2021年10月11~22日にオンライン開催された「日経クロスヘルス EXPO 2021」。同21日には「産官学で進める予防・健康づくり」とのテーマでパネルディスカッションが繰り広げられた。登壇者は以下の通り。

【パネリスト】
・厚生労働省 保険局 医療介護連携政策課長 水谷忠由氏
・経済産業省 商務・サービスグループ ヘルスケア産業課長 稲邑(いなむら)拓馬氏
・日本生命保険 営業企画部 ヘルスケア開発室 ヘルスケア開発上席担当部長 浦中麻由良氏
・岩手県矢巾町 企画財政課長 兼 未来戦略室長 吉岡律司氏

【モデレーター】
・東京大学 高齢社会総合研究機構長 未来ビジョン研究センター教授 飯島勝矢氏

セッション前半では登壇者がそれぞれの取り組みなどを紹介、後半ではディスカッションを行った。以下、セッションの様子をお届けする。

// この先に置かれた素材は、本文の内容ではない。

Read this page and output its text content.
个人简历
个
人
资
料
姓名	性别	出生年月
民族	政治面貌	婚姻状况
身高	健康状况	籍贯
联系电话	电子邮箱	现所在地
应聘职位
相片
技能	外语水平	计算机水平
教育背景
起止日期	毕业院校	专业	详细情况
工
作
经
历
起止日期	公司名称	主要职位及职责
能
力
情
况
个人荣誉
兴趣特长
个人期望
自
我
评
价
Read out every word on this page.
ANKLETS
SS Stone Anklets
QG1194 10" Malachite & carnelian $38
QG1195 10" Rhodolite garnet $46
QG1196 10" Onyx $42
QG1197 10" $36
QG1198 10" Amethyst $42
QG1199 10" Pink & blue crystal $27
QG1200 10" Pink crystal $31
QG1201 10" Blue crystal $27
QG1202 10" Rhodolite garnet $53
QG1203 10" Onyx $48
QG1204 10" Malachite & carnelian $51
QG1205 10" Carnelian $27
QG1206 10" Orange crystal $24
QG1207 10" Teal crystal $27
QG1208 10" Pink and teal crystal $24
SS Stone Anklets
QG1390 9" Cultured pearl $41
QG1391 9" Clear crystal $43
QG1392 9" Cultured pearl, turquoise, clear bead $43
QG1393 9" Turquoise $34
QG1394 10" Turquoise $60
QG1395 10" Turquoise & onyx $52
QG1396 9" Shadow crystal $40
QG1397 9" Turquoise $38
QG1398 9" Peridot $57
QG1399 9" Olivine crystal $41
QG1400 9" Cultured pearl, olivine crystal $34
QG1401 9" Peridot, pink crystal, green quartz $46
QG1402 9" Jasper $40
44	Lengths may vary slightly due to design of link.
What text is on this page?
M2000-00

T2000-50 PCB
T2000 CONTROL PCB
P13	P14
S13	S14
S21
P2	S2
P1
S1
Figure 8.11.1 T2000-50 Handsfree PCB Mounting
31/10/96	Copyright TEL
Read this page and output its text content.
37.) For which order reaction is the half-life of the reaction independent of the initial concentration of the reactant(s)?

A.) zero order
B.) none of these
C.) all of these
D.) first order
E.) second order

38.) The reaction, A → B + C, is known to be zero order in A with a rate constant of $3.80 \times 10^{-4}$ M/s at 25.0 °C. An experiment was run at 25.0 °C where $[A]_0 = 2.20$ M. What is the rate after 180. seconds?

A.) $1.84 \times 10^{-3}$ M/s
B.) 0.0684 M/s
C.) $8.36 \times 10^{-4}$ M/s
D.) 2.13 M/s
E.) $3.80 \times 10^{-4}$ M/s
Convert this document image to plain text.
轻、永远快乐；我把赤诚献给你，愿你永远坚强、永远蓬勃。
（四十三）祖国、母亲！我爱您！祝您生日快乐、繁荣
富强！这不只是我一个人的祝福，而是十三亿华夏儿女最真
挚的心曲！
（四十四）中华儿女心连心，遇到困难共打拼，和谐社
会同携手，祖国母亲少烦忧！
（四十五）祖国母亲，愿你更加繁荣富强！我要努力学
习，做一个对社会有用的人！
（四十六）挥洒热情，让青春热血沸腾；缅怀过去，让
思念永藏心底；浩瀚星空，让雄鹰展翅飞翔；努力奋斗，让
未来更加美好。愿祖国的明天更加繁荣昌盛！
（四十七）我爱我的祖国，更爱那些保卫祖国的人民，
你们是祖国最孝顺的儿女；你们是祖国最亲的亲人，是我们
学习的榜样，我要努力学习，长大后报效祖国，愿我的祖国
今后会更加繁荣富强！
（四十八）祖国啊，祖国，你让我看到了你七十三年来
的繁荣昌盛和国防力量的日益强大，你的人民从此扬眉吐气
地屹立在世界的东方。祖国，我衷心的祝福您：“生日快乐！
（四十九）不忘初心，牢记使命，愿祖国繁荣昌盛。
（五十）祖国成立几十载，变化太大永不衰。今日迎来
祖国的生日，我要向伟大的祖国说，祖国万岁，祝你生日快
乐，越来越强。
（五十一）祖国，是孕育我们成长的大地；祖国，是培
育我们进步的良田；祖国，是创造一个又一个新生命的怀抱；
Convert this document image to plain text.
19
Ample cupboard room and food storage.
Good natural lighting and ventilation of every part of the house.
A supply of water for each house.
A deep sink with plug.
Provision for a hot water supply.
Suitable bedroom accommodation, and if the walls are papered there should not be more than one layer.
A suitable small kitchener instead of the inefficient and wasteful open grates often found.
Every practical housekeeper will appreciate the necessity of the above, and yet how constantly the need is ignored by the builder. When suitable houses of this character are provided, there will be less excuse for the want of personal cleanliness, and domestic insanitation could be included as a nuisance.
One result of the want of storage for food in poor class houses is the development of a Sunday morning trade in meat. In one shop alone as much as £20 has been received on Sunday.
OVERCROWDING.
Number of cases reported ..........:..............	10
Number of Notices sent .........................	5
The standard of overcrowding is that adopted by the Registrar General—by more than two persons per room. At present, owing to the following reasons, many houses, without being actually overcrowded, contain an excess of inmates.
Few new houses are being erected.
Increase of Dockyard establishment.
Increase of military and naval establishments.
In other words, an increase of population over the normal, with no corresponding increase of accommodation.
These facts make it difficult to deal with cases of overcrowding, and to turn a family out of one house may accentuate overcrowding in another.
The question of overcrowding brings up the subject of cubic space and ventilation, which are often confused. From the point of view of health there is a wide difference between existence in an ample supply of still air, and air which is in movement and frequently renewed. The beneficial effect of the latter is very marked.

●いよいよ始まったマイナンバーカードの保険証利用、一気通貫のデータ基盤構築を加速──厚生労働省・水谷氏

 セミナー前日の2021年10月20日から、マイナンバーカードの保険証利用が本格的にスタート。全国の医療機関、薬局に設置した顔認証付きの専用カードリーダーを通じてオンライン資格確認が可能となった。2021年10月10日時点での準備完了施設は全体の7.9%にとどまるが、カードリーダーの申し込み数は56.2%となっており、今後の拡大が見込まれる。

 これは、国が主導する国民のPHR(Personal Health Record)構築の第一歩となるものだ。水谷氏は「第一義的には医療従事者の事務処理軽減があるが、それ以上に大きなメリットは“より良い医療につながる”仕組みということ」と説明した。現時点で、システム上には資格情報、処方された薬剤情報、40歳以上は特定健診(メタボ健診)情報などを保存。国民はマイナポータルを通じてそれら自己のデータを見ることができるので、曖昧な記憶に頼る必要がなくなる。また、医療機関の側も、患者の同意があればこれらのデータの閲覧が可能なため、より適切な診療や検査・指導などにつなげられる。。

 今後はシステムに載せる対象情報を順次広げる。2022年夏をメドに手術、移植、透析、医療機関名を追加。2023年1月には電子処方箋システムを搭載し、リアルタイムでの薬剤情報共有を図る。そのほか、個人が閲覧・活用できる健診の拡大も予定する。

 「これにより、医療を受ける際のデータヘルス基盤が構築される。また、マイナポータルを通じて健診結果を振り返ることで、個人が健康データを確認するオーナーシップを定着させたい。将来的に民間企業がAPI連携できるようにすれば、医療のみならず、前段階の予防・健康づくりの場面においても活用可能性が広がる。もちろんセキュリティを担保しながら情報を開放するのが大前提だが、民間企業が健康情報を活用したさまざまなサービスを提供することも狙いの1つだ」(水谷氏)

 これに加え、2009年から開始したレセプト情報を格納するNDB(National Database)の利用価値にも言及。規制緩和とクラウド化により、自治体、研究者、民間企業といった第三者のデータ利活用、ほかのデータベースとの連携を促進するビジョンを披露した。水谷氏は「データができる限り紐づいた形で、我々が何ができるのかを考える基盤を作っていきたい」と語った。